Microservices architecture is an approach to software development where a large application is built as a suite of small, independent services that communicate over well-defined APIs. Each service is owned by a small team, runs in its own process, and can be developed, deployed, and scaled independently.

Key characteristics and concepts of microservices include:

  1. Service Decomposition: Applications are broken down into smaller services based on business capabilities or domain boundaries.

  2. Loose Coupling: Services are independent of each other, communicating through APIs rather than direct dependencies.

  3. Single Responsibility: Each service focuses on a specific business function or capability.

  4. Independent Deployment: Services can be developed, tested, deployed, and scaled independently without affecting other services.

  5. Technology Diversity: Different services can use different programming languages, databases, and technologies best suited for their specific requirements.

  6. Data Isolation: Each service typically has its own database or data store to maintain loose coupling.

  7. Decentralized Governance: Teams have autonomy to make technology decisions for their services.

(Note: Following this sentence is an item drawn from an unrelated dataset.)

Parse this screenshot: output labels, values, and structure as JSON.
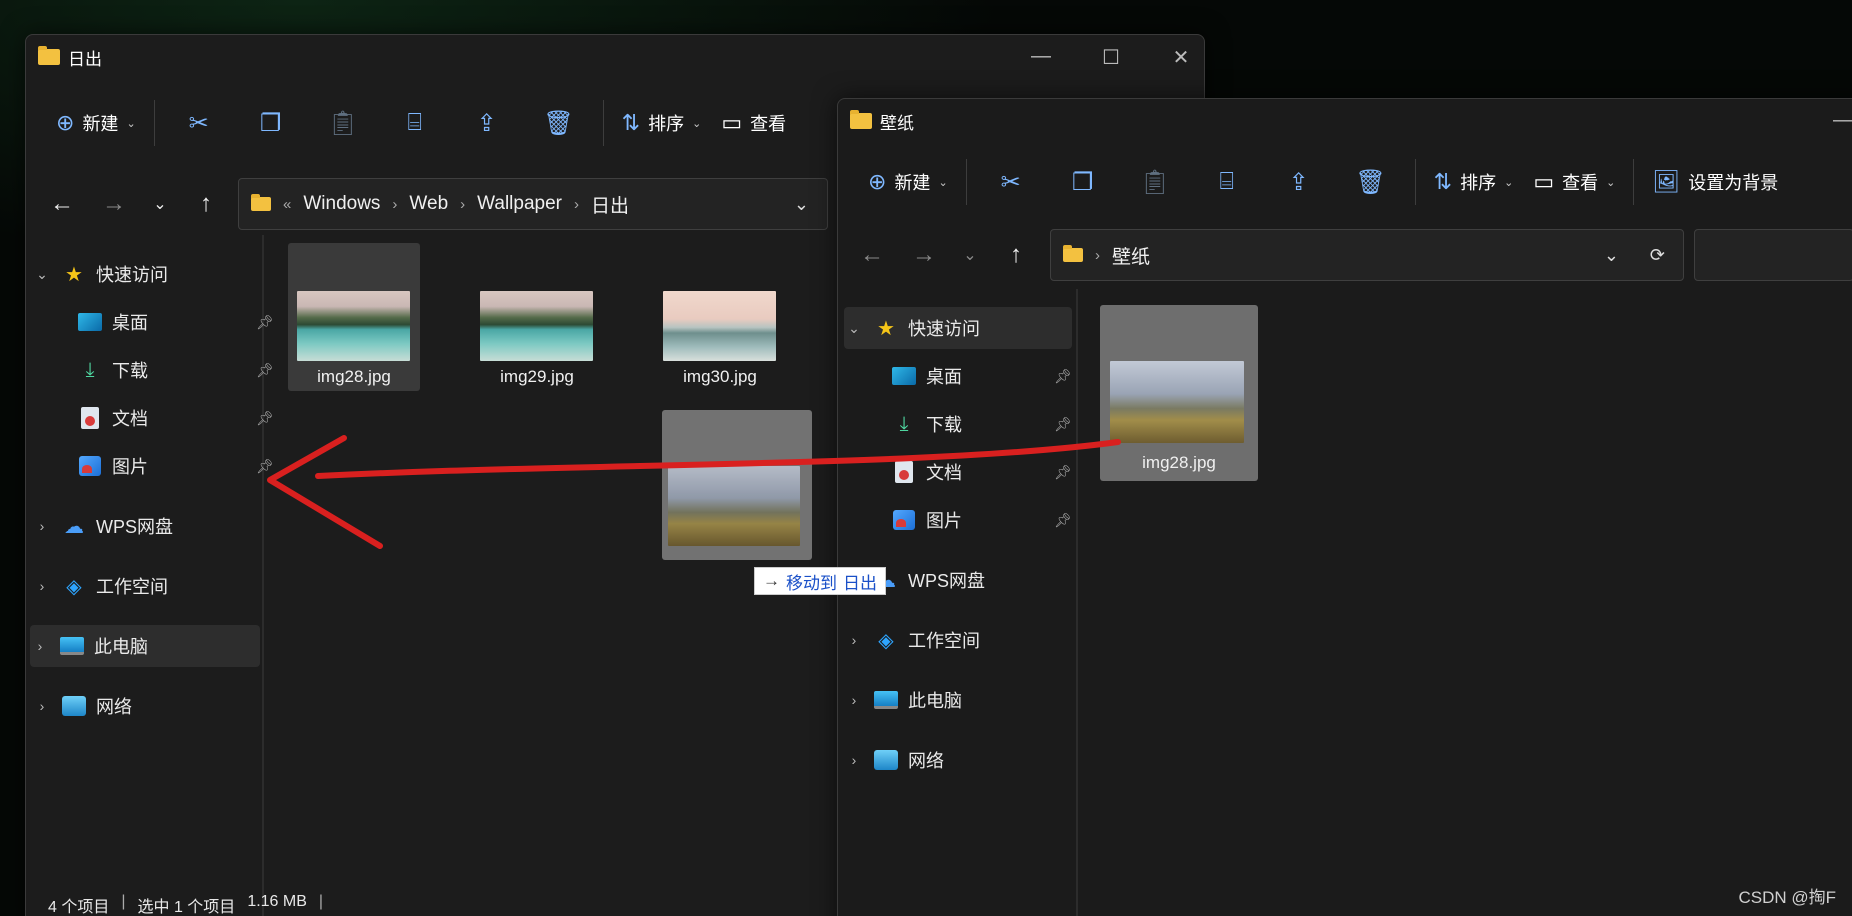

Benefits of microservices include:

  • Scalability: Individual services can be scaled based on demand
  • Fault Isolation: Failures in one service don’t necessarily affect others
  • Technology Flexibility: Use best tools for each service’s requirements
  • Team Autonomy: Smaller teams can own and develop services independently
  • Faster Development: Parallel development and deployment of services
  • Easier Maintenance: Smaller codebases are easier to understand and modify

Challenges of microservices include:

  • Distributed System Complexity: Network failures, latency, and data consistency issues
  • Operational Overhead: Managing multiple services, deployments, and monitoring
  • Data Management: Maintaining consistency across service boundaries
  • Testing Complexity: Integration and end-to-end testing become more challenging

Microservices are commonly used for:

  • Large-scale web applications
  • Cloud-native applications
  • E-commerce platforms
  • SaaS products
  • Enterprise applications with multiple business domains

Organizations adopt microservices to improve scalability, enable faster development cycles, reduce time-to-market, and build resilient systems. However, they require careful consideration of distributed system challenges and operational complexity.